Re: NASM 0.98.39 vs. NASM 2.03.01 disassembly



"Frank Kotler" <fbkotler@xxxxxxxxxxx> wrote in message
news:g8an22$v6v$1@xxxxxxxxxxx
Interesting. What would be the "meaning" of a (16-bit!) selector in a
32-bit reg?

Is this a trick question?

If the upper bits are "garbage", it won't work?

Are you implying that 16-bit selectors in 32-bit mode as implemented
currently don't actually work?

This looks
like a change from m32 to m16 somewhere between 2003 and 2006.

Little endian with 16-bit selectors. Basically, irrelevant if the cpu
ignores retrieving the upper 16-bits of a 32-bit value from memory...

Did the
behavior of the processor change,

According to the manual for memory source operands, yes.

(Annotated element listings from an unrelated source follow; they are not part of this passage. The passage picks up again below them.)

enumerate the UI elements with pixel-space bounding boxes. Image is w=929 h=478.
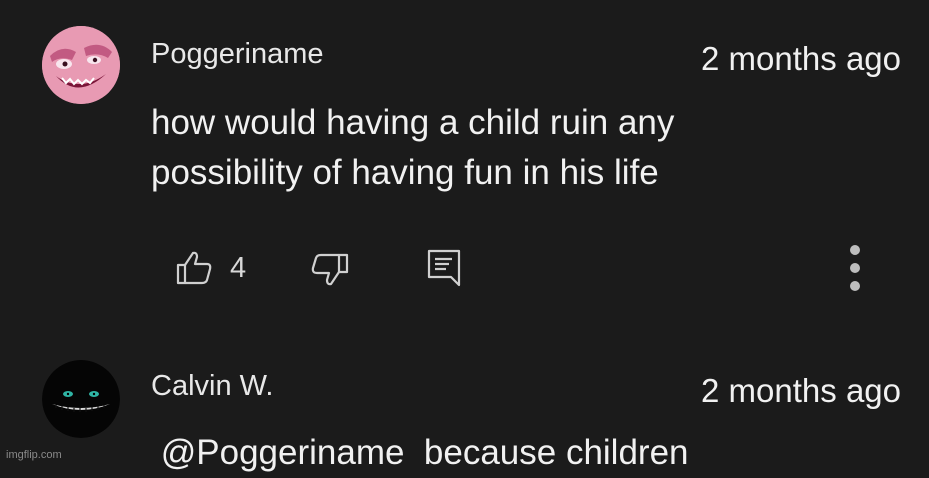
comment-username[interactable]: Calvin W. bbox=[151, 370, 273, 403]
comment-timestamp[interactable]: 2 months ago bbox=[701, 372, 901, 410]
comment-timestamp[interactable]: 2 months ago bbox=[701, 40, 901, 78]
comment-1: Poggeriname 2 months ago how would havin… bbox=[0, 0, 929, 340]
more-vertical-icon[interactable] bbox=[844, 242, 866, 294]
reply-comment-icon[interactable] bbox=[426, 248, 462, 288]
like-count: 4 bbox=[230, 252, 247, 284]
commenter-avatar[interactable] bbox=[42, 26, 120, 104]
comment-2: Calvin W. 2 months ago @Poggeriname beca… bbox=[0, 340, 929, 472]
comment-text: how would having a child ruin any possib… bbox=[151, 103, 675, 192]
comment-text: @Poggeriname because children bbox=[151, 433, 689, 472]
imgflip-watermark: imgflip.com bbox=[6, 449, 62, 461]
thumbs-down-icon[interactable] bbox=[308, 252, 350, 288]
commenter-avatar[interactable] bbox=[42, 360, 120, 438]
thumbs-up-icon[interactable] bbox=[174, 248, 214, 288]
pink-cartoon-face-avatar-icon bbox=[42, 26, 120, 104]
dark-grin-eyes-avatar-icon bbox=[42, 360, 120, 438]
comment-username[interactable]: Poggeriname bbox=[151, 38, 324, 71]
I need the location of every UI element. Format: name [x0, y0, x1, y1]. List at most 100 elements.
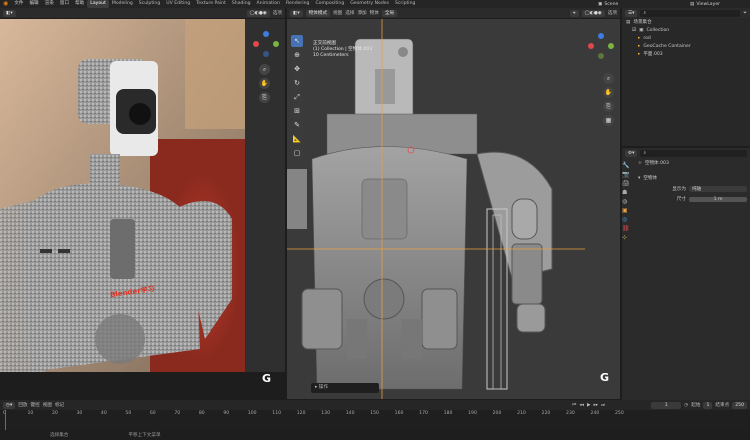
- start-frame-field[interactable]: 1: [703, 401, 713, 409]
- rendered-viewport[interactable]: Blender学习: [0, 19, 245, 372]
- prev-key-icon[interactable]: ◂◂: [579, 403, 584, 408]
- view-layer-selector[interactable]: ▤ ViewLayer: [690, 0, 750, 8]
- workspace-tab-rendering[interactable]: Rendering: [283, 0, 312, 8]
- status-select-hint: 选择集合: [50, 433, 69, 438]
- outliner-item-geocache[interactable]: ▸ GeoCache Container: [622, 42, 750, 50]
- snap-icon[interactable]: ⌖: [570, 9, 579, 17]
- rotate-tool-icon[interactable]: ↻: [291, 77, 303, 89]
- render-tab-icon[interactable]: 📷: [622, 171, 632, 178]
- workspace-tab-modeling[interactable]: Modeling: [109, 0, 136, 8]
- menu-add[interactable]: 添加: [357, 10, 366, 16]
- menu-window[interactable]: 窗口: [57, 0, 72, 8]
- timeline-ruler[interactable]: 0102030405060708090100110120130140150160…: [0, 410, 750, 430]
- menu-view[interactable]: 视图: [333, 10, 342, 16]
- viewport-info-overlay: 正交前视图 (1) Collection | 空物体.003 10 Centim…: [313, 41, 372, 59]
- main-3d-viewport[interactable]: 正交前视图 (1) Collection | 空物体.003 10 Centim…: [287, 19, 620, 399]
- menu-keying[interactable]: 键控: [31, 402, 40, 408]
- size-field[interactable]: 1 m: [689, 196, 747, 202]
- timeline-editor-type[interactable]: ◷▾: [3, 401, 16, 409]
- pan-hand-icon[interactable]: ✋: [259, 78, 270, 89]
- main-gizmo-g-label: G: [600, 371, 610, 384]
- checkbox-icon[interactable]: ☑: [632, 28, 636, 33]
- blender-logo-icon[interactable]: ◉: [0, 0, 11, 8]
- outliner-editor-type[interactable]: ☰▾: [625, 9, 638, 17]
- menu-select[interactable]: 选择: [345, 10, 354, 16]
- play-icon[interactable]: ▶: [587, 403, 591, 408]
- workspace-tab-layout[interactable]: Layout: [87, 0, 109, 8]
- menu-timeline-view[interactable]: 视图: [43, 402, 52, 408]
- menu-object[interactable]: 物体: [370, 10, 379, 16]
- main-options-label[interactable]: 选项: [608, 10, 617, 16]
- jump-start-icon[interactable]: ⏮: [572, 402, 576, 408]
- display-as-dropdown[interactable]: 纯轴: [689, 186, 747, 192]
- current-frame-field[interactable]: 1: [651, 401, 682, 409]
- timeline-tick-label: 80: [198, 411, 205, 416]
- menu-playback[interactable]: 回放: [18, 402, 27, 408]
- view-options-label[interactable]: 选项: [273, 10, 282, 16]
- scene-tab-icon[interactable]: ☗: [622, 189, 632, 196]
- workspace-tab-scripting[interactable]: Scripting: [392, 0, 418, 8]
- annotate-tool-icon[interactable]: ✎: [291, 119, 303, 131]
- clock-icon[interactable]: ◷: [684, 403, 688, 408]
- main-zoom-icon[interactable]: ⌕: [603, 73, 614, 84]
- jump-end-icon[interactable]: ⏭: [601, 402, 605, 408]
- outliner-item-collection[interactable]: ☑ ▣ Collection: [622, 26, 750, 34]
- workspace-tab-shading[interactable]: Shading: [229, 0, 254, 8]
- workspace-tab-uv-editing[interactable]: UV Editing: [163, 0, 193, 8]
- end-frame-field[interactable]: 250: [732, 401, 747, 409]
- workspace-tab-geometry-nodes[interactable]: Geometry Nodes: [347, 0, 392, 8]
- menu-file[interactable]: 文件: [11, 0, 26, 8]
- output-tab-icon[interactable]: 🖨: [622, 180, 632, 187]
- mode-dropdown[interactable]: 物体模式: [305, 9, 331, 17]
- tool-tab-icon[interactable]: 🔧: [622, 162, 632, 169]
- shading-buttons-main[interactable]: ◯◐●◉: [581, 9, 605, 17]
- data-tab-icon[interactable]: ⊹: [622, 234, 632, 241]
- editor-type-button[interactable]: ◧▾: [3, 9, 16, 17]
- left-gizmo-g-label: G: [262, 372, 272, 385]
- left-axis-gizmo[interactable]: [253, 31, 279, 57]
- camera-view-icon[interactable]: ⎘: [259, 92, 270, 103]
- last-operation-panel[interactable]: ▸ 操作: [311, 383, 379, 393]
- zoom-icon[interactable]: ⌕: [259, 64, 270, 75]
- playhead[interactable]: [5, 410, 7, 430]
- main-camera-icon[interactable]: ⎘: [603, 101, 614, 112]
- select-box-tool-icon[interactable]: ↖: [291, 35, 303, 47]
- world-tab-icon[interactable]: ◍: [622, 198, 632, 205]
- main-pan-hand-icon[interactable]: ✋: [603, 87, 614, 98]
- workspace-tab-texture-paint[interactable]: Texture Paint: [193, 0, 229, 8]
- properties-editor-type[interactable]: ⚙▾: [625, 149, 638, 157]
- filter-icon[interactable]: ⏷: [743, 10, 747, 16]
- main-axis-gizmo[interactable]: [588, 33, 614, 59]
- next-key-icon[interactable]: ▸▸: [594, 403, 599, 408]
- shading-buttons[interactable]: ◯◐●◉: [246, 9, 270, 17]
- menu-help[interactable]: 帮助: [72, 0, 87, 8]
- editor-type-button-main[interactable]: ◧▾: [290, 9, 303, 17]
- add-cube-tool-icon[interactable]: ▢: [291, 147, 303, 159]
- workspace-tab-animation[interactable]: Animation: [254, 0, 283, 8]
- properties-search-icon[interactable]: ⌕: [640, 149, 747, 157]
- outliner-item-rod[interactable]: ▸ rod: [622, 34, 750, 42]
- outliner-item-plane[interactable]: ▸ 平面.003: [622, 50, 750, 58]
- timeline-tick-label: 130: [321, 411, 331, 416]
- scene-selector[interactable]: ▣ Scene: [598, 0, 660, 8]
- physics-tab-icon[interactable]: ◎: [622, 216, 632, 223]
- move-tool-icon[interactable]: ✥: [291, 63, 303, 75]
- measure-tool-icon[interactable]: 📐: [291, 133, 303, 145]
- grid-scale-text: 10 Centimeters: [313, 53, 349, 58]
- transform-orientation-dropdown[interactable]: 全局: [381, 9, 398, 17]
- scale-tool-icon[interactable]: ⤢: [291, 91, 303, 103]
- menu-edit[interactable]: 编辑: [26, 0, 41, 8]
- main-nav-buttons: ⌕ ✋ ⎘ ▦: [603, 70, 614, 129]
- menu-marker[interactable]: 标记: [55, 402, 64, 408]
- workspace-tab-compositing[interactable]: Compositing: [312, 0, 347, 8]
- constraints-tab-icon[interactable]: ⛓: [622, 225, 632, 232]
- outliner-search-icon[interactable]: ⌕: [640, 9, 741, 17]
- cursor-tool-icon[interactable]: ⊕: [291, 49, 303, 61]
- menu-render[interactable]: 渲染: [42, 0, 57, 8]
- main-grid-icon[interactable]: ▦: [603, 115, 614, 126]
- empty-panel-header[interactable]: ▾ 空物体: [634, 174, 746, 182]
- transform-tool-icon[interactable]: ⊞: [291, 105, 303, 117]
- workspace-tab-sculpting[interactable]: Sculpting: [136, 0, 163, 8]
- outliner-scene-collection[interactable]: ▤ 场景集合: [622, 18, 750, 26]
- object-tab-icon[interactable]: ▣: [622, 207, 632, 214]
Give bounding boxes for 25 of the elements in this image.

or did they fix an error in the manual?

No, I don't believe so.

I would "expect" the source operand to be 16-bits,

ABSOLUTELY NOT! If the cpu is in 32-bit mode and the source operand is a
register, the register size is either 32-bits or 8-bits.

regardless of the
processor mode or size of the destination register, a selector being 16
bits.

In 16-bit mode, you have two register sizes: 8-bit and 16-bit. In 32-bit
mode, you have two register sizes: 8-bit and 32-bit.

As Phil suggests, we could conduct the experiment. I have done so,
both loading upper bits of ebx with garbage, and putting a 16-bit
variable in the last two bytes of valid memory. I conclude that the
source operand is 16 bits...

I think that's a wrong conclusion. You can conclude that only 16-bits of
the source operand are used as a selector. But, you can't determine what
size 32-bits or 16-bits was read in order to obtain the 16-bit selector.

My whole point is how do you get "bx", a 16-bit register, instead of "ebx"
for an instruction decode which can only return an 8-bit or 32-bit register?